Die Zeit der Musikkassetten ist lange vorbei. Später habe ich oft noch CDs zusammengestellt; tatsächlich ist das noch gar nicht so lange her. Meine Musiksammlung ist über die Jahrzehnte enorm gewachsen, und so war es mehr und mehr eine Herausforderung, aus tausenden von Alben und Quellen Musik zu wählen, die sich dann zu einer dramaturgischen Zusammenstellung von maximal 80 Minuten (der Länge einer CD) — manchmal wurden es natürlich auch zwei CDs – fügten, etwa mit einem „Best of“ des zu Ende gegangenen Jahres.

Seit es Spotify und „Playlists“ gibt, scheint das, was früher Musikkassetten waren, im Internet zu passieren, doch da ich nur sporadisch über iTunes und noch viel seltener per Streaming Musik höre, geht das weitgehend an mir vorbei. Die DJ-Mixes und „Podcasts“ von Musikern und DJs interessieren mich zwar, und da gibt es enorm viel Spannendes, aber eben auch bei weitem zu vieles für die wenige Zeit, die ein Tag, eine Woche, ein Monat, ein Leben zur Verfügung stellt. Man müsste eigentlich komplett aufs Sammeln verzichten und Alben nurmehr ein, zwei Mal anhören, um irgendwie ansatzweise dem hinterherzukommen, was es an spannender Musik und hörenswerten Zusammenstellungen in der großen, weiten Welt der Internets gibt. Immerhin kaufe ich manchmal DJ-Mix-CDs, speziell wenn mich ein/e DJ interessiert – oder wenn ich aufgrund der vertretenen Genres, einzelner Namen im Mix, aufgrund von Empfehlungen, einer bestimmten geschätzten Mix-Reihe oder anderer Attraktivitätsfaktoren neugierig werde.

Leider ist mein potenzielles Publikum für solche Zusammenstellungen geschrumpft. Ebenso wie meine Zeit. Dennoch kommt es noch immer, von Zeit zu Zeit vor, dass mich etwas dazu veranlasst, einen Mix zu erstellen. Erzählt etwa ein (in England aufgewachsener) Freund, dass er zum Konzert der Einstürzenden Neubauten gehen wird, aber die Musik der Band gar nicht kennt und möchte meine Meinung hören, bekommt er ungefragt eine zweieinhalbstündige Zusammenstellung quer durchs Werk der Band von mir zugeschickt.
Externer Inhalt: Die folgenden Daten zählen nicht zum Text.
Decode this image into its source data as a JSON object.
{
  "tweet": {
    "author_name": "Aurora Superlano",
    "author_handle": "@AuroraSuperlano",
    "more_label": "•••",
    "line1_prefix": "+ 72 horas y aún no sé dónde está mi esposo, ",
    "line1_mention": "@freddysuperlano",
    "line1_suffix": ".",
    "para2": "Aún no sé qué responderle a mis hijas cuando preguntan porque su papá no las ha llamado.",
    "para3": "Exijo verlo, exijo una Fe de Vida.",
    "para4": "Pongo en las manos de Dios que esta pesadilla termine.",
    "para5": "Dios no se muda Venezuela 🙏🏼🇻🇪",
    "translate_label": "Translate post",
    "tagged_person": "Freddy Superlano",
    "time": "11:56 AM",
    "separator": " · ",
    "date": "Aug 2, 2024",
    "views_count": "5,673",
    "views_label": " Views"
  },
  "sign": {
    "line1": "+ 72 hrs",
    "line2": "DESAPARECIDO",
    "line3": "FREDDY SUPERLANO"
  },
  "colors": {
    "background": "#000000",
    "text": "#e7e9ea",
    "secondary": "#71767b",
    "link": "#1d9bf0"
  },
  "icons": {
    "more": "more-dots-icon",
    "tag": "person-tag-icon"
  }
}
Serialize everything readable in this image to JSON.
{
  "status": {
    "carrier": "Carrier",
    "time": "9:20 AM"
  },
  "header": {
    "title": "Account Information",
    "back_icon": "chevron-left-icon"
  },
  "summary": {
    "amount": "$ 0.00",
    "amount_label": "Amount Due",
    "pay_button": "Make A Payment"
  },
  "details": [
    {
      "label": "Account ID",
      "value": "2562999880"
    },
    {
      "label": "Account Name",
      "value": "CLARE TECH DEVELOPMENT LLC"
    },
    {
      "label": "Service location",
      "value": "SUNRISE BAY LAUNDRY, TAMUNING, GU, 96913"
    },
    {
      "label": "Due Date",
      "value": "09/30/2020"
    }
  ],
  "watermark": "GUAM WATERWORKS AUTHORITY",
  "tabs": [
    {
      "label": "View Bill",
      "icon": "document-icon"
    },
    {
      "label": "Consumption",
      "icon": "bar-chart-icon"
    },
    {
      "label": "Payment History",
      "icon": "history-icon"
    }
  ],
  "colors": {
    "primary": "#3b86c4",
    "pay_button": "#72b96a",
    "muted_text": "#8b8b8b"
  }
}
Kommt im Kino, in dem ich zur Berlinale arbeite, ein Film mit / über PJ Harvey, und die anfang-20jährigen Mitarbeiterinnen wissen eigentlich gar nicht, wer PJ Harvey ist, komme ich nicht umhin, einen repräsentativen Querschnitt aus allen Alben der Künstlerin in iTunes zu erstellen, inklusive allerhand „Nebenwerken“ wie etwa ihren Zusammenarbeiten mit Marianne Faithfull oder wunderbaren Cover-Interpretationen von Caroline Henderson und Ane Brun. Meine alternativen, zweitstündigen „Deep Cuts“ aus dem Œuvre von Elton John (als Entgegnung auf die von ihm selbst hinter den Möglichkeiten zurückgebliebene Liste) hatte ich vor wenigen Jahren ja hier kundgetan.

Natürlich gebe ich mir mit solchen Zusammenstellungen sehr viel Mühe, höre sie selbst mindestens einmal komplett durch, bevor ich sie aus der Hand gebe — und verbessere dann oft noch vieles, bevor (und nachdem) ich sie weitergebe.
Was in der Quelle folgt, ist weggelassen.